25 Februari 2022, 15:06:20 WIB

JawaPos.com – Anggota Komisi VIII DPR RI Bukhori Yusuf membeberkan tiga catatan kritis terhadap regulasi pengaturan pengeras suara di masjid atau musala yang dirilis Kementerian Agama (Kemenag) melalui produk Surat Edaran (SE) Menteri Agama Nomor 5 Tahun 2022 tentang Pedoman Penggunaan Pengeras Suara di Masjid/Musala.
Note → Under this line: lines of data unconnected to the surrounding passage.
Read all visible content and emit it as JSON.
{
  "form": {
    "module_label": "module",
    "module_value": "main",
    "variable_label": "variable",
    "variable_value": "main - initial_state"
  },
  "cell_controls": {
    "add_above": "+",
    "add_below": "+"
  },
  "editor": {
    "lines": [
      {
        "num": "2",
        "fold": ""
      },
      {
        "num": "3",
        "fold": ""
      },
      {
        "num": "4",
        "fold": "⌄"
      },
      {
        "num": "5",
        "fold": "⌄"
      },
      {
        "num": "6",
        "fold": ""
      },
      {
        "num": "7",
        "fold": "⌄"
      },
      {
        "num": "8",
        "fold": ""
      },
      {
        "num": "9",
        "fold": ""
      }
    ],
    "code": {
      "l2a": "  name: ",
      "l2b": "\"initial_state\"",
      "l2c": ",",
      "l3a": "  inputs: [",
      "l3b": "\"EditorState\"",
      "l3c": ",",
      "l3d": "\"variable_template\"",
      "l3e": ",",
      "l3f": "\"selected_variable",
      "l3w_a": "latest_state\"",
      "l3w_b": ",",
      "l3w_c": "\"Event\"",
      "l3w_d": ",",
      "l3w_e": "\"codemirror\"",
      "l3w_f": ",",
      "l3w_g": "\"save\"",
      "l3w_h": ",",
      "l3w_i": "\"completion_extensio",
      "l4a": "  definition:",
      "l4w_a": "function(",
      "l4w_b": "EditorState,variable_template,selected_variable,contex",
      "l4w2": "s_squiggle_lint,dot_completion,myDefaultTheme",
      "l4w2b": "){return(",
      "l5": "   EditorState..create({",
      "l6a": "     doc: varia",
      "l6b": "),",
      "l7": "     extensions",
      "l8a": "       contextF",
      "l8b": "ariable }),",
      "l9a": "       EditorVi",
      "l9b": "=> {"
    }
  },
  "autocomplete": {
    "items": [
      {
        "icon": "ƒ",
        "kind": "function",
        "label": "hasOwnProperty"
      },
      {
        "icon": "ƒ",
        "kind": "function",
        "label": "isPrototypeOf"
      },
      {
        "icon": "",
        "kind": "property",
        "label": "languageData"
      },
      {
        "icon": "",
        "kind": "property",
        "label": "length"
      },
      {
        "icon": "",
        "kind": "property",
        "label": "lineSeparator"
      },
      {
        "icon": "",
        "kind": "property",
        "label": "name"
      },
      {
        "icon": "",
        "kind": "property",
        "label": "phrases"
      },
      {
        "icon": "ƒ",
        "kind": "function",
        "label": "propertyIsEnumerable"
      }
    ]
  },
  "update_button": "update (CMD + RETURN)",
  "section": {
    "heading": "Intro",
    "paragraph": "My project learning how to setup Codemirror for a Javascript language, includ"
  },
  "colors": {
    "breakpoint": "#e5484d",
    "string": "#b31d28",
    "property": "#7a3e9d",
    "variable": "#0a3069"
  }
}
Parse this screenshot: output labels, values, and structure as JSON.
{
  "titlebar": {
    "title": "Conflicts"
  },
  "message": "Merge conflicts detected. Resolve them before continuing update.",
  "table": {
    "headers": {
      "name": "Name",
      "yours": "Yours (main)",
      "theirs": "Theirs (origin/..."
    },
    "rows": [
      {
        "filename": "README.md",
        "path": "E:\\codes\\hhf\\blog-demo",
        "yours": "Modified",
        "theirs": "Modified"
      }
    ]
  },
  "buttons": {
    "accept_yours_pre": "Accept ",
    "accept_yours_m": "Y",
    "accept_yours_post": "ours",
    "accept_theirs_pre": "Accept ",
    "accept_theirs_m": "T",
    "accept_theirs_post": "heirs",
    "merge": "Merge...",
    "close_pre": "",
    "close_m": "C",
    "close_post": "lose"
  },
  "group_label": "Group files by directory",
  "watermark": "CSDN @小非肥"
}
Pertama, dari sisi regulasi, surat edaran bukanlah produk peraturan perundang-undangan, melainkan kebijakan yang mengatur urusan internal kelembagaan. Walau demikian, surat edaran tersebut anehnya tidak hanya dialamatkan kepada instansi vertikal atau satuan kerja di bawah Kementerian Agama, tetapi juga ditujukan kepada MUI, DMI, Ormas Islam serta pengurus masjid dan musala yang secara kedudukan merupakan entitas di luar Kemenag.

“Pertanyaannya adalah apakah surat edaran tersebut memiliki kekuatan mengikat sampai ke entitas di luar Kementerian Agama? Dalam UU Nomor 12 Tahun 2011 tentang Pembentukan Peraturan Perundang-undangan, produk berupa surat edaran tidak ditemukan dalam hirarki peraturan perundang-undangan,” ujar dia, Jumat (25/2).

“Surat edaran ini janggal karena mencoba mengatur masyarakat yang secara kedudukan berada di luar instansi Kementerian Agama,” kata dia.

Anggota Badan Legislasi ini mengatakan, pihaknya menghargai niat baik Kemenag untuk mewujudkan harmoni sosial melalui surat edaran tersebut. Namun, tidak semua isu dapat diselesaikan melalui pendekatan instruksi oleh negara.

Catatan kedua, secara substansi terdapat kelemahan dalam beberapa poin, misalnya persyaratan bagi pengguna pengeras suara mesti bersuara bagus dan tidak sumbang. Poin ini sebenarnya sangat bersifat subjektif karena tidak ada pihak yang berhak menentukan suara bagus atau tidak bagus dalam konteks ini.

“Lantas, bagaimana jika poin ini justru memicu gesekan sosial karena membuka potensi bagi setiap warga untuk saling menghakimi sehingga berujung pada disharmoni? Sebaliknya, aturan ini justru akan kontraproduktif dengan niat baik Menteri Agama di awal,” tuturnya.

Catatan kritis selanjutnya adalah poin tentang penentuan batas waktu penggunaan pengeras suara sebelum azan dikumandangkan dengan rentang 5-10 menit. Dirinya lantas mempertanyakan dasar yang digunakan oleh Kemenag dalam menentukan batas waktu tersebut.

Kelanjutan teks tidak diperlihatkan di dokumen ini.